A GAN-based Image Generation Method That Revolutionizes The Generation Of Annotated Datasets

Image Generation 12/07/2023

3 main points
✔️ DatasetGAN is a tool for generating detailed annotated images.
✔️ A human only needs to assign detailed annotations to a very small amount of images (16 images), which can generate an infinite number of annotated datasets.
✔️ Semi-supervised learning was performed on the generated images and achieved performance comparable to fully supervised learning.

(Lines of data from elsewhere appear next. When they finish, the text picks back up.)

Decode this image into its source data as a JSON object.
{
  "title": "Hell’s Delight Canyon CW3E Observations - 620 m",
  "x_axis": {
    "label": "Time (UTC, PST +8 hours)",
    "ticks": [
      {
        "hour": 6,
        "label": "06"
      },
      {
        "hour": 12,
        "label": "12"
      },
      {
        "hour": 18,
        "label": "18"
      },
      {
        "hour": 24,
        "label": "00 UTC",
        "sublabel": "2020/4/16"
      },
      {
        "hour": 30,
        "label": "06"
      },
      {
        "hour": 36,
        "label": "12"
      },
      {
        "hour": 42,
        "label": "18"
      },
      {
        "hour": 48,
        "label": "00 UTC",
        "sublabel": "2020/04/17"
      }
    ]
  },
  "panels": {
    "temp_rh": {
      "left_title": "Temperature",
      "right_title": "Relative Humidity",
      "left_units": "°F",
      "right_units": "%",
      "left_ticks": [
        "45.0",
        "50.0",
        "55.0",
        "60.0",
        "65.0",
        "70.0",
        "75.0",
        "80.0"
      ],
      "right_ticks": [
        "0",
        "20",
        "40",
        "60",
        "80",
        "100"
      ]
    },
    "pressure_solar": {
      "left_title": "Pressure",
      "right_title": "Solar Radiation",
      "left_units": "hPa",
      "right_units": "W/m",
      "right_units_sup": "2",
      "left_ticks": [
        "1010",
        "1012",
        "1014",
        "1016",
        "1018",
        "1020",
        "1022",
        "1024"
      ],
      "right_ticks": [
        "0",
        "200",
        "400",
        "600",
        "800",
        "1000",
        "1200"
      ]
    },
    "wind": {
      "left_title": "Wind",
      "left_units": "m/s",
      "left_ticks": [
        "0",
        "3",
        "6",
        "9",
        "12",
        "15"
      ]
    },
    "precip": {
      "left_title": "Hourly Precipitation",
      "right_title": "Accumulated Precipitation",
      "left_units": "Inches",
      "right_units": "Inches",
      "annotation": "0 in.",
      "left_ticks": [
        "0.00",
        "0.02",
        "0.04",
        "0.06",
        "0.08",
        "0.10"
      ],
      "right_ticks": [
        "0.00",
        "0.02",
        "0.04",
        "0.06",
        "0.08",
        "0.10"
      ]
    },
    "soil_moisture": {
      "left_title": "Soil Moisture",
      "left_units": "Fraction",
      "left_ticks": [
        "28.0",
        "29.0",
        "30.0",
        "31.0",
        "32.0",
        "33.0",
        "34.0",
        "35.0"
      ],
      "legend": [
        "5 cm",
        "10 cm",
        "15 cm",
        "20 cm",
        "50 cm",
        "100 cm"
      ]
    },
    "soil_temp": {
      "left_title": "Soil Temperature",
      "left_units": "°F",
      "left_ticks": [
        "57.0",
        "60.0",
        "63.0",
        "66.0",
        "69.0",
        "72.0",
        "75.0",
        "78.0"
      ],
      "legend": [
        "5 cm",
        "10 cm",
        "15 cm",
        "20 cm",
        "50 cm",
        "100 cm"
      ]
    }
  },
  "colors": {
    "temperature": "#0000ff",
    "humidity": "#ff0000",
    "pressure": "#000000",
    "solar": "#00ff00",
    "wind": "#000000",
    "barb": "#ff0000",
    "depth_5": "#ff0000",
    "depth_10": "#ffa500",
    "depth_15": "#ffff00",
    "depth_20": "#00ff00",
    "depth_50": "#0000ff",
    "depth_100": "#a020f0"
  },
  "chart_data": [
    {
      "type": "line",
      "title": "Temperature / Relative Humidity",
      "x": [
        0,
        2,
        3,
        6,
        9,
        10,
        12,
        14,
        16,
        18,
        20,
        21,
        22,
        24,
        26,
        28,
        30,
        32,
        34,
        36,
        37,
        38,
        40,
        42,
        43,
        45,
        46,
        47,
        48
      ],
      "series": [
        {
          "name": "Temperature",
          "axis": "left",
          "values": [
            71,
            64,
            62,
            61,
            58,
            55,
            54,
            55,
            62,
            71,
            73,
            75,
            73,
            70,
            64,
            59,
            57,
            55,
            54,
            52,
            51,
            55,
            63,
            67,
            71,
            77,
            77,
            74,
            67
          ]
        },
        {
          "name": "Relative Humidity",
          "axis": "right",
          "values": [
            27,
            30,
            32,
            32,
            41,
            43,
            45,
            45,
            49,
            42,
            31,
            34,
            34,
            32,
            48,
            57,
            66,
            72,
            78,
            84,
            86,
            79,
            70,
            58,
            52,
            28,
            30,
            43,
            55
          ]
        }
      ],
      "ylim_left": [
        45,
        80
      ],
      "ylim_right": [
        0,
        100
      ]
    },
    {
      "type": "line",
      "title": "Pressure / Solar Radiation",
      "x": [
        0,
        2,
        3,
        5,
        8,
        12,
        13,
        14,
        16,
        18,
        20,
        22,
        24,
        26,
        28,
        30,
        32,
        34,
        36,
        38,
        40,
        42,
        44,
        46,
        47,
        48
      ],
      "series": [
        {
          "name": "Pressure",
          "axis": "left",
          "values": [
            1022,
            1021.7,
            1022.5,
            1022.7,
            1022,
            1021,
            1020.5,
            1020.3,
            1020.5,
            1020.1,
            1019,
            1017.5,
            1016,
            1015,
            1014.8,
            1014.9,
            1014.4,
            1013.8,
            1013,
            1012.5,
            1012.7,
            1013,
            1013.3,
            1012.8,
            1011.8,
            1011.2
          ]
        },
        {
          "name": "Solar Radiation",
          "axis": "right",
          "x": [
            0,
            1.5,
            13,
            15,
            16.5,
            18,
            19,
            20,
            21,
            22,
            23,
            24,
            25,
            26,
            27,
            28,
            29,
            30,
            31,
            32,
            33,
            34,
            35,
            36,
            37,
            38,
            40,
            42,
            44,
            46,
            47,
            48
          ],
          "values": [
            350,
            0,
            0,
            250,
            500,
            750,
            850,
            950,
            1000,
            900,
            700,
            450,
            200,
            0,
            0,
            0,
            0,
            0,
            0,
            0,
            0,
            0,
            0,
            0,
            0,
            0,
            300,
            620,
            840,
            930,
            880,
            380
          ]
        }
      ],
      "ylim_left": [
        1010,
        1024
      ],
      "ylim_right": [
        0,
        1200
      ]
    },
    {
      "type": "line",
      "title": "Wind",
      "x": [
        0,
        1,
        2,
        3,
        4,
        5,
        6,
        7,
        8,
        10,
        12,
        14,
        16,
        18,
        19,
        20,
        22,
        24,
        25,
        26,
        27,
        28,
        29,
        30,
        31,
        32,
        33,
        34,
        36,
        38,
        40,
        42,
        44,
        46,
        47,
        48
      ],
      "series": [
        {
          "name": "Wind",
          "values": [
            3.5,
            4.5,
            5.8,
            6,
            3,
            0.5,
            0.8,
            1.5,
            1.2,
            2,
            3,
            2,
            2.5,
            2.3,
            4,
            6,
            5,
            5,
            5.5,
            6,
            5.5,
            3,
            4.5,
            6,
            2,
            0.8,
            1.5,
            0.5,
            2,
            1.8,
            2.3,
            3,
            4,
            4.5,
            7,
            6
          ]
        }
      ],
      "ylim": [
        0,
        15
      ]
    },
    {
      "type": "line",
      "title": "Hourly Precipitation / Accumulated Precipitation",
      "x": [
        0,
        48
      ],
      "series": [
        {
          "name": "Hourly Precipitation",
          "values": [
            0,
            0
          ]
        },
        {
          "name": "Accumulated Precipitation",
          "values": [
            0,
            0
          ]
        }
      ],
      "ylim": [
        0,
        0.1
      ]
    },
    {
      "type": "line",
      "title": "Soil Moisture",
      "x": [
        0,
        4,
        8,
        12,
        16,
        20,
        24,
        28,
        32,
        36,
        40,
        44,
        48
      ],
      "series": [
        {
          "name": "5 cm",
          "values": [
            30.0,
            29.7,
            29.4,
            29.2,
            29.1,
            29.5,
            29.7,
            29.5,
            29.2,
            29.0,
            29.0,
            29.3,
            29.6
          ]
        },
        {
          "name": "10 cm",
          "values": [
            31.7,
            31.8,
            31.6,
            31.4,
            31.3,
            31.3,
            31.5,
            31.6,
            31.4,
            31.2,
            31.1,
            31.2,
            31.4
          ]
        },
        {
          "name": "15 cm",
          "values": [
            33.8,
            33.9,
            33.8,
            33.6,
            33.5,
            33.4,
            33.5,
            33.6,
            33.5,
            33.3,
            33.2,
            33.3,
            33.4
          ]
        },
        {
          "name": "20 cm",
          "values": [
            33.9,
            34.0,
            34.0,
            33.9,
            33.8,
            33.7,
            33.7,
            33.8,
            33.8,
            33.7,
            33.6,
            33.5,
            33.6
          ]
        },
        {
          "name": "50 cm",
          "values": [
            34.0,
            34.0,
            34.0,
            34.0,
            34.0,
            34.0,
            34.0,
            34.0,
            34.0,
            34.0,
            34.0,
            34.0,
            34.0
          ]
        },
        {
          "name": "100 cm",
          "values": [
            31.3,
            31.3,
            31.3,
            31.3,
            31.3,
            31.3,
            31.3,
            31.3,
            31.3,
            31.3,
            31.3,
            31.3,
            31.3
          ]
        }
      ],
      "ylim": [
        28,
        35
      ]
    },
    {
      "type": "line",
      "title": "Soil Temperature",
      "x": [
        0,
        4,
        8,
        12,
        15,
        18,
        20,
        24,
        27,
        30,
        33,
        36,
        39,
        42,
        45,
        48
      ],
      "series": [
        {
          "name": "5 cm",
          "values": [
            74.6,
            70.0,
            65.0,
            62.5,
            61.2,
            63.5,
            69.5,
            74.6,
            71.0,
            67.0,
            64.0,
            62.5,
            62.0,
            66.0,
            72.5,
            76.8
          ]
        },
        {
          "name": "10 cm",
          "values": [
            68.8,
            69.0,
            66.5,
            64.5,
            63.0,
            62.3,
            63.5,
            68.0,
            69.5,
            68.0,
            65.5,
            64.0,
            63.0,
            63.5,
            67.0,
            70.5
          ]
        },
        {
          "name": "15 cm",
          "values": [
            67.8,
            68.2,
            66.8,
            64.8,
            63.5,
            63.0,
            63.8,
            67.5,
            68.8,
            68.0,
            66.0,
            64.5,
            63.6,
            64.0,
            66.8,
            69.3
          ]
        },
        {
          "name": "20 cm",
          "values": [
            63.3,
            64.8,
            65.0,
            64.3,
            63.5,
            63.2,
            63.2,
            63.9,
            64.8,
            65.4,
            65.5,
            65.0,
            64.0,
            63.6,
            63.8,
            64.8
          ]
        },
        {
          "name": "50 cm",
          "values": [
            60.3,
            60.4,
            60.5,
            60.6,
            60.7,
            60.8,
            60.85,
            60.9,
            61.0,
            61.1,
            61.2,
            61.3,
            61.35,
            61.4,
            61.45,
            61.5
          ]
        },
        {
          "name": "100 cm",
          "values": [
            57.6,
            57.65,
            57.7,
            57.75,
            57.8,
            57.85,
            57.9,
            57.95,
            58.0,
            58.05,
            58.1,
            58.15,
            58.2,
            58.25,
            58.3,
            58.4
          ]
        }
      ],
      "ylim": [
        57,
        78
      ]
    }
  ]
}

DatasetGAN: Efficient Labeled Data Factory with Minimal Human Effort
written by Yuxuan Zhang, Huan Ling, Jun Gao, Kangxue Yin, Jean-Francois Lafleche, Adela Barriuso, Antonio Torralba, Sanja Fidler
(Submitted on 13 Apr 2021 (v1), last revised 20 Apr 2021 (this version, v2))
Comments: Accepted to CVPR 2021 as an Oral paper
Subjects: Computer Vision and Pattern Recognition (cs.CV)

code：

The images used in this article are from the paper, the introductory slides, or were created based on them.

Introduction.

The core of this paper is presented in the introduction. As shown in the figure above, StyleGAN generates segmented images and normal images (cars). This allows us to generate an unlimited number of annotated images and use those datasets for classification, identification, etc." is the claim of this paper.

Furthermore, only a small amount of manual annotation is required. In the paper, only 16 images were annotated, and the annotated images were successfully generated.

Additionally, the annotations are detailed as shown in the figure above. Annotations are assigned to each part of the car (front lights, pumper, grille, etc.). Assigning such detailed (high-quality) annotations takes time and manpower (i.e., money). The benefits of saving time, manpower, and money are reiterated in this paper.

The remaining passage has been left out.